For my third data analyst portfolio project, I picked a dataset that felt more real-world than most beginner projects: BMW global sales data spanning from 2010 to 2024. Over 10,000 records covering models, regions, fuel types, pricing, mileage, and sales volume.

Here's a full walkthrough of what I did, what I found, and what I learned along the way.

Why BMW Sales Data?

I wanted a dataset with a mix of numeric and categorical columns so I could practice different chart types properly — not just slap a line chart on everything. BMW sales data gave me exactly that: categories like Region, Fuel Type, and Transmission sitting alongside numbers like Price, Mileage, and Engine Size.

Tools Used

Python — core language
Pandas — data loading, cleaning, groupby analysis
Matplotlib — all charts and the final dashboard
Seaborn — heatmaps
Jupyter Notebook — development environment

Step 1 — Loading & Checking the Data

First things first — load the data and understand what we're working with.

import pandas as pd
import seaborn as sns
import matplotlib.pyplot as plt
import numpy as np

data = pd.read_csv("bmw_sales_data.csv")
print("Shape:", data.shape)
data.head()

Then I checked for missing values two ways — with code and with a heatmap:

data.isnull().sum()

sns.heatmap(data.isnull())
plt.title("Missing Values Heatmap")
plt.show()

Result: Zero missing values. The dataset was completely clean, so I moved straight to analysis.

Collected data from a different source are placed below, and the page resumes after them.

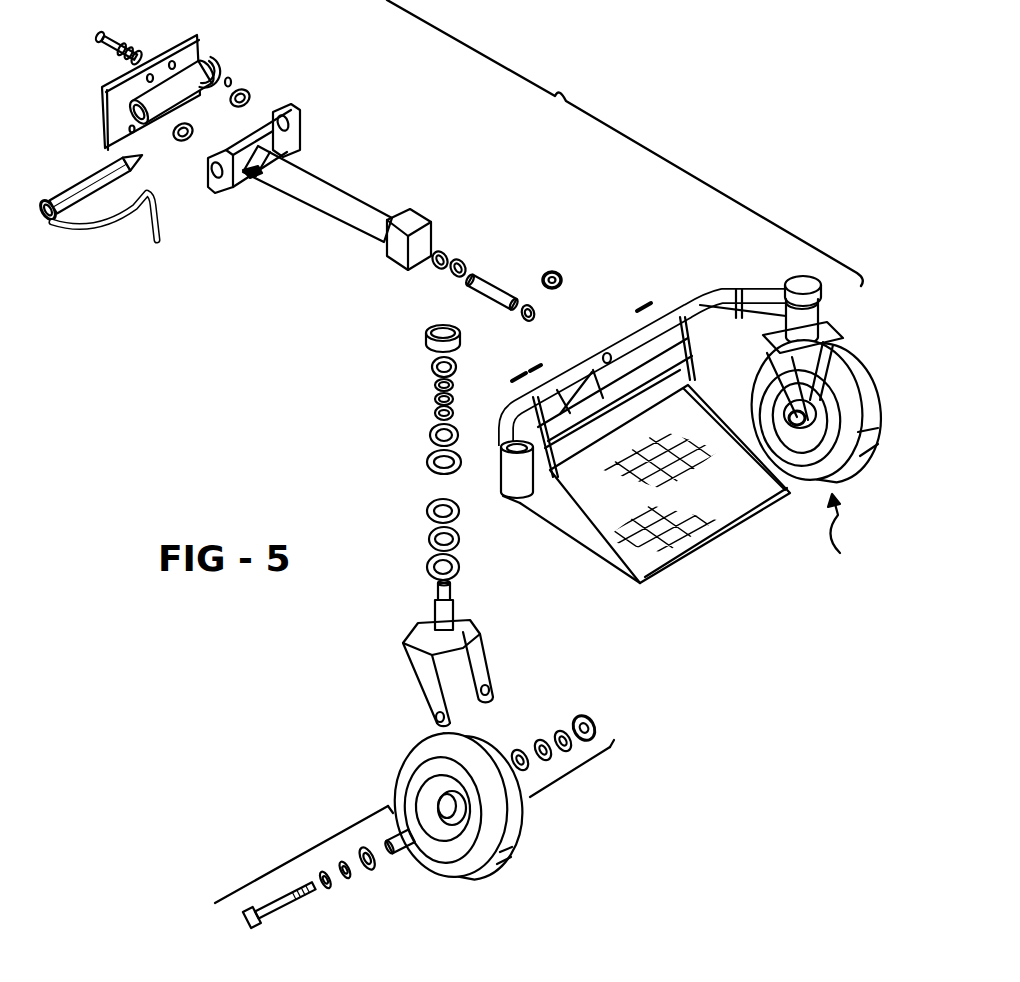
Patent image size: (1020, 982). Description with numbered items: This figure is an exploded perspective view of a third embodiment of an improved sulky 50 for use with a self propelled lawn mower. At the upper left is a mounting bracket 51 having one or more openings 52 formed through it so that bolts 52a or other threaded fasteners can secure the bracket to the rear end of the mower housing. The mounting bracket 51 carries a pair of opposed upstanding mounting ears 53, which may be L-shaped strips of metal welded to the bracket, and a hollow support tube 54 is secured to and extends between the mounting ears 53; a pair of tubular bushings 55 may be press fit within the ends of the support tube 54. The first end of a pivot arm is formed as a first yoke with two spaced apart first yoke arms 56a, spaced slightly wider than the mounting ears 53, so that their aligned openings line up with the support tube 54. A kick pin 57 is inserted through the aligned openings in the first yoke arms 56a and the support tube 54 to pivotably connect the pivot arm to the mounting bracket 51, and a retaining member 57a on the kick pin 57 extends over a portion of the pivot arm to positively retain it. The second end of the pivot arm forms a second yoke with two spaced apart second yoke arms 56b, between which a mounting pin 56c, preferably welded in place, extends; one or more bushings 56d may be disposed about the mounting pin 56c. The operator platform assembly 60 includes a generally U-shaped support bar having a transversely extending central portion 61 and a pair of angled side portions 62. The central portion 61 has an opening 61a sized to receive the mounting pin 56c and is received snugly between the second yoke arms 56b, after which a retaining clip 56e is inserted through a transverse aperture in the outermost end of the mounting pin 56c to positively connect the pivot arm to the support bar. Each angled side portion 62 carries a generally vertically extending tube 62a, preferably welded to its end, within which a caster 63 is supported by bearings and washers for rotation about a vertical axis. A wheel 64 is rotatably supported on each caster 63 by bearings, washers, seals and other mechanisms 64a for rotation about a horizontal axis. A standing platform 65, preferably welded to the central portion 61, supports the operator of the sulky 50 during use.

The sulky 50 is at (625, 143).
The mounting bracket 51 is at (102, 124).
The openings 52 is at (200, 92).
The bolts 52a is at (104, 52).
The mounting ears 53 is at (229, 83).
The support tube 54 is at (208, 60).
The tubular bushings 55 is at (250, 100).
The first yoke arms 56a is at (296, 122).
The second yoke arms 56b is at (418, 220).
The mounting pin 56c is at (508, 290).
The bushings 56d is at (445, 250).
The retaining clip 56e is at (560, 279).
The kick pin 57 is at (88, 168).
The retaining member 57a is at (95, 229).
The operator platform assembly 60 is at (845, 536).
The central portion 61 is at (580, 366).
The opening 61a is at (607, 352).
The angled side portions 62 is at (760, 293).
The tubes 62a is at (825, 298).
The casters 63 is at (768, 392).
The wheel 64 is at (867, 372).
The bearings, washers and seals 64a is at (414, 821).
The standing platform 65 is at (700, 540).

Step 2 — Descriptive Statistics

Before making any charts, I ran .describe() on both numeric and categorical columns to understand the ranges and distributions.

data.describe().round(2)           # numeric columns
data.describe(include="object")    # categorical columns

One important thing I learned: always check .info() first to confirm data types. A Year column stored as a string instead of an integer would break a time-series chart silently.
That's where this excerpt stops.